Role and skill names are validated at the boundary (alphanumeric, _ or -, optionally plugin-namespaced for skills; lowercase alphanumeric and _ or - for roles).

axctl skills tag retro reflection
axctl skills tag simplify cleanup --confidence=0.8 --rationale="consistent usage pattern"
axctl skills tag simplify cleanup --remove

ax skills lint [--task-dir=<path> --dry-run --json]

Scan .ax/tasks/classify-*.md for filled briefs (YAML frontmatter with a non-empty primary_role field), write plays_role edges with source="brief", and remove each brief file after a successful write. Pending briefs (no primary_role) are silently skipped. This is the counterpart to skills classify - classify emits the brief, lint consumes it.

Flags:

axctl skills lint
axctl skills lint --dry-run
axctl skills lint --task-dir=.ax/tasks --json

Sweeps all prior source="brief" edges for a skill before writing the current set, so role shrinkage is handled atomically.

ax skills weighted [--window=Nd --limit=N --doctor-threshold=N --json]

Rank skills by a composite weighted score over a rolling time window. The score blends invocations (positive), errors near invocation (negative), user corrections within 3 turns (negative), commits produced by sessions that invoked the skill (positive), and proposed-but-not-invoked counts (negative).

Flags:

axctl skills weighted
axctl skills weighted --window=7 --limit=10
axctl skills weighted --doctor-threshold=3 --json

ax skills by-role <role> [--json --limit=N]

List all skills classified as <role>, ranked by invocation count.

Flags:

axctl skills by-role reflection
axctl skills by-role cleanup --limit=20 --json

ax skills roles <skill> [--json]

List all roles assigned to <skill> (from any source: frontmatter, brief, user, or inferred), with confidence scores and sources.

Flags:

Exits with a non-zero status and an error message when the skill name is not found in the DB.

axctl skills roles retro
axctl skills roles "superpowers:systematic-debugging" --json

ax roles [--json]

List every role in the DB with the count of skills assigned to it. Useful for exploring the taxonomy before tagging or classifying.

Flags:

axctl roles
axctl roles --json

Empty DB Benchmarks

Use scripts/bench-empty-db.sh for cold ingest timing without mutating ax/main:

scripts/bench-empty-db.sh --since=90

The script selects a unique AX_DB_DB=bench_<timestamp>, applies the schema, runs ingest, imports Claude insights, writes schema.json, checkouts.json, and git.json, and generates a static dashboard under ~/.local/share/ax/benchmarks/<db>/.

Repo initialization is not per-project. Ingest discovers repositories from existing transcript cwd values and optionally from ~/.local/share/ax/ax-repos.txt.

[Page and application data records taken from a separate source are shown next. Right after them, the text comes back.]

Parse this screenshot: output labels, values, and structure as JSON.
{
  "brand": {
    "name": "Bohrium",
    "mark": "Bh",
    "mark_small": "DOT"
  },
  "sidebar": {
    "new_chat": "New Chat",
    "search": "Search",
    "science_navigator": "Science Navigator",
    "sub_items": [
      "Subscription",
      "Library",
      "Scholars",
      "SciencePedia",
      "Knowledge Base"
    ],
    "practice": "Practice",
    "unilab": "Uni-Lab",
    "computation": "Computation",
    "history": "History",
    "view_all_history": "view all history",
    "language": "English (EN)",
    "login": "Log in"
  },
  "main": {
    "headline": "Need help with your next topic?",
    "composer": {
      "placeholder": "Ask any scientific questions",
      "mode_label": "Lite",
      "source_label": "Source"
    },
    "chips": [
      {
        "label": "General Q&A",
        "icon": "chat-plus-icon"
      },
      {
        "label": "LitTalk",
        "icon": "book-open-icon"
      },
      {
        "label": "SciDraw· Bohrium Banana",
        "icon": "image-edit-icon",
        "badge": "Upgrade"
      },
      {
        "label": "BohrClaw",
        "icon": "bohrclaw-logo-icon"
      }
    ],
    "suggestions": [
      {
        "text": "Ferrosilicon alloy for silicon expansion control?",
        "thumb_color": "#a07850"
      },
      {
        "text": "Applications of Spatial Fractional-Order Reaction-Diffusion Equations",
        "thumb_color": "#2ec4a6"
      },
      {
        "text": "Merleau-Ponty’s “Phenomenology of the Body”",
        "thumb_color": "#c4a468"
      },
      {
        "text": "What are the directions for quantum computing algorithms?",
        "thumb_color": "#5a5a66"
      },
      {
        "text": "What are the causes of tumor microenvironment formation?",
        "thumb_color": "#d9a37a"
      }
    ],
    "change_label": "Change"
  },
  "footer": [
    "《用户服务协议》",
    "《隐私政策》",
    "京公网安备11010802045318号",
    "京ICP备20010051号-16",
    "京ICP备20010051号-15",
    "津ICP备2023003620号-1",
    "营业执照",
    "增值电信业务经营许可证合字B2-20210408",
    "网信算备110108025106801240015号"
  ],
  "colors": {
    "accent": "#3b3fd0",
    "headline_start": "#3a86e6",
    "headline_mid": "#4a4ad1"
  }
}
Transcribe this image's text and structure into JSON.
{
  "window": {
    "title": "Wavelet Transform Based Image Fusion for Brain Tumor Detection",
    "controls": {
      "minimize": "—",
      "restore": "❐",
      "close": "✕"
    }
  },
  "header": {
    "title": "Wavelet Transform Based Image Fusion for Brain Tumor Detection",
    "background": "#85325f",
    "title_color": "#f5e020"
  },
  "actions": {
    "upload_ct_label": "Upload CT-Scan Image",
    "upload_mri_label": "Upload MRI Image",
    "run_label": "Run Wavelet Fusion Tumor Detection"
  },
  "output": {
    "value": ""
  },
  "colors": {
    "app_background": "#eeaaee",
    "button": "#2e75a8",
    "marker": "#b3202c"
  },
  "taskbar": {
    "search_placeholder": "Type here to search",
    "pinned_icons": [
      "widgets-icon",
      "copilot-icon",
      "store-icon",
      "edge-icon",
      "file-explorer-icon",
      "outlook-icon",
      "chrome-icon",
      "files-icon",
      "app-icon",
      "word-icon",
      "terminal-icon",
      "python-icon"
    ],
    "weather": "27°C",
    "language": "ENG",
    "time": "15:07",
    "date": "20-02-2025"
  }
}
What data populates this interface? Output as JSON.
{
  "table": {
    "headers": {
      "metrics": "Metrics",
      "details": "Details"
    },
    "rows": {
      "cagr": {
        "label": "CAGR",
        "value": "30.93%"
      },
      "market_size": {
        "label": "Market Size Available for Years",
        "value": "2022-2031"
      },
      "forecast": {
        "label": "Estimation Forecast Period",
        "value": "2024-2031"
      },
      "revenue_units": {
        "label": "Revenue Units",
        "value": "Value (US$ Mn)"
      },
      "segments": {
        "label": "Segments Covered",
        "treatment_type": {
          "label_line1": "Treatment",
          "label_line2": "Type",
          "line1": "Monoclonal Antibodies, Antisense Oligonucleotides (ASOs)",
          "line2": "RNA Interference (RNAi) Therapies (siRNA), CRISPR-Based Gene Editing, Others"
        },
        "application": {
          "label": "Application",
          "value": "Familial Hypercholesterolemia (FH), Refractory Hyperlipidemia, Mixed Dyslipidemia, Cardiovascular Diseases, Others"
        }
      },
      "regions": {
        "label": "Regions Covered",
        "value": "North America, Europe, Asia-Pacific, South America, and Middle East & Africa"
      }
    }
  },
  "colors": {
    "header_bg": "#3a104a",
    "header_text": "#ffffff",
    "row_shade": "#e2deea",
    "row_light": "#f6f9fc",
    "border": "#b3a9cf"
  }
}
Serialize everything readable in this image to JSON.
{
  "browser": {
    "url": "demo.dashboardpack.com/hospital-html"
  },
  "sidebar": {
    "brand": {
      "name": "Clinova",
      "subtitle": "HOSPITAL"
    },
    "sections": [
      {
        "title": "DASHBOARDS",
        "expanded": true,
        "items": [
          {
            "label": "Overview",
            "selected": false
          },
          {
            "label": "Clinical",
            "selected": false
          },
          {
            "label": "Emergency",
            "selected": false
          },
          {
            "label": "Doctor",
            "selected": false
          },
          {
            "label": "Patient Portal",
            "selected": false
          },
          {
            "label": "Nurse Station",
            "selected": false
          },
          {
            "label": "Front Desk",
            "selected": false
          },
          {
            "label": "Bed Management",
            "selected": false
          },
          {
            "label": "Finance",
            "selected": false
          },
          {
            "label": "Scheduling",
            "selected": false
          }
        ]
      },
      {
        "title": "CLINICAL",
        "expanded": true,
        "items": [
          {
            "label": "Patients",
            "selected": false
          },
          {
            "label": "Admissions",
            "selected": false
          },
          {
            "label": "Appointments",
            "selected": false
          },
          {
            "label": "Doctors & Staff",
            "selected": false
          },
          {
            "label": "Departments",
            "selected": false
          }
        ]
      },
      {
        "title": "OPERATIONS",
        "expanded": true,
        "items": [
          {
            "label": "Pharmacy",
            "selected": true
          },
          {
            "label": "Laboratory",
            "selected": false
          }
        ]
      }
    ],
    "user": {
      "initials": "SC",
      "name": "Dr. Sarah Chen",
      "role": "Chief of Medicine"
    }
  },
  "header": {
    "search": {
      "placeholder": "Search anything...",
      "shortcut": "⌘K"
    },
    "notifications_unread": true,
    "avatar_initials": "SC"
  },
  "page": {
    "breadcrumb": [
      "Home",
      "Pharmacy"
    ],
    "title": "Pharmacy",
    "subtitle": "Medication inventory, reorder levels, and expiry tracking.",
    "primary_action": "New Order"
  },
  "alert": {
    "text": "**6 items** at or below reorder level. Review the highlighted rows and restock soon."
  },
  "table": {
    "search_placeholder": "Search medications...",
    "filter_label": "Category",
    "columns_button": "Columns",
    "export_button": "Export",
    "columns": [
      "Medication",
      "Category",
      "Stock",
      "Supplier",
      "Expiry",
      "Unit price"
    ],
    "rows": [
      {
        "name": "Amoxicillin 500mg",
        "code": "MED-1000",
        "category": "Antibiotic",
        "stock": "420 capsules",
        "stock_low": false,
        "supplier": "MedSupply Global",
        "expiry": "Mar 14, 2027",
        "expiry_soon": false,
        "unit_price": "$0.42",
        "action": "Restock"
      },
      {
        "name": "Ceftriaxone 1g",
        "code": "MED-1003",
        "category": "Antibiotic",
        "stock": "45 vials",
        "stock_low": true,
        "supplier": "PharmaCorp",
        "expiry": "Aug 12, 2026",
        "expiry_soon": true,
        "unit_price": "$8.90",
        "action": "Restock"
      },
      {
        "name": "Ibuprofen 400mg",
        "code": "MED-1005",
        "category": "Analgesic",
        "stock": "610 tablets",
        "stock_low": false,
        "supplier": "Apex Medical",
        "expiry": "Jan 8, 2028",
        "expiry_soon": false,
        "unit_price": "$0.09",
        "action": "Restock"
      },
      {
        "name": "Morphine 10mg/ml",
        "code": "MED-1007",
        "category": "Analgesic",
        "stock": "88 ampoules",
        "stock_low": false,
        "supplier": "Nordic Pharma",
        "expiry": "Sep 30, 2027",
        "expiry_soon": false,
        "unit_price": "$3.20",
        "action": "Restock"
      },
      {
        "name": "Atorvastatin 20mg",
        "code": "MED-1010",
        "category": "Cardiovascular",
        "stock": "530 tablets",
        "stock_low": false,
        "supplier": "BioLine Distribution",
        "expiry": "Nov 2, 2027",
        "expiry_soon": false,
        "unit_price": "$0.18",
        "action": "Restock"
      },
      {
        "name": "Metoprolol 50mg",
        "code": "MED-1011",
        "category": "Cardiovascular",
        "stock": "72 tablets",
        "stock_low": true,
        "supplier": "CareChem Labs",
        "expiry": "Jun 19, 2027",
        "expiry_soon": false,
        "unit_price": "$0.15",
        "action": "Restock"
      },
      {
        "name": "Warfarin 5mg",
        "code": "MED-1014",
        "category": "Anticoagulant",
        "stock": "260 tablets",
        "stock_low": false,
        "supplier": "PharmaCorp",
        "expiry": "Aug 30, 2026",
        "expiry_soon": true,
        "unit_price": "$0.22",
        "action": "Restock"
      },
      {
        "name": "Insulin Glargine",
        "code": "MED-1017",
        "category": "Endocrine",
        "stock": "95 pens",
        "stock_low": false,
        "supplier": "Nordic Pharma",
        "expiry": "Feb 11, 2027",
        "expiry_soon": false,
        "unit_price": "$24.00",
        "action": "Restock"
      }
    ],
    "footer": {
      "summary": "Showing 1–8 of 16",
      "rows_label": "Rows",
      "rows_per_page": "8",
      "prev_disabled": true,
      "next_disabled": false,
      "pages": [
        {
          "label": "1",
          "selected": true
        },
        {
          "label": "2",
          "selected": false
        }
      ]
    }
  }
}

The Git pass backfills session.repository and session.checkout; produced edges are then tied to the checkout plus commit timestamp, while touched edges connect commits to canonical repository-relative files.

The final ingest smoke also found and fixed a plan-item identity bug: plan item records now use plan+sequence identity, and the writer deletes legacy content-hashed item rows that conflict on the plan_item_plan_seq unique index before upserting the canonical row.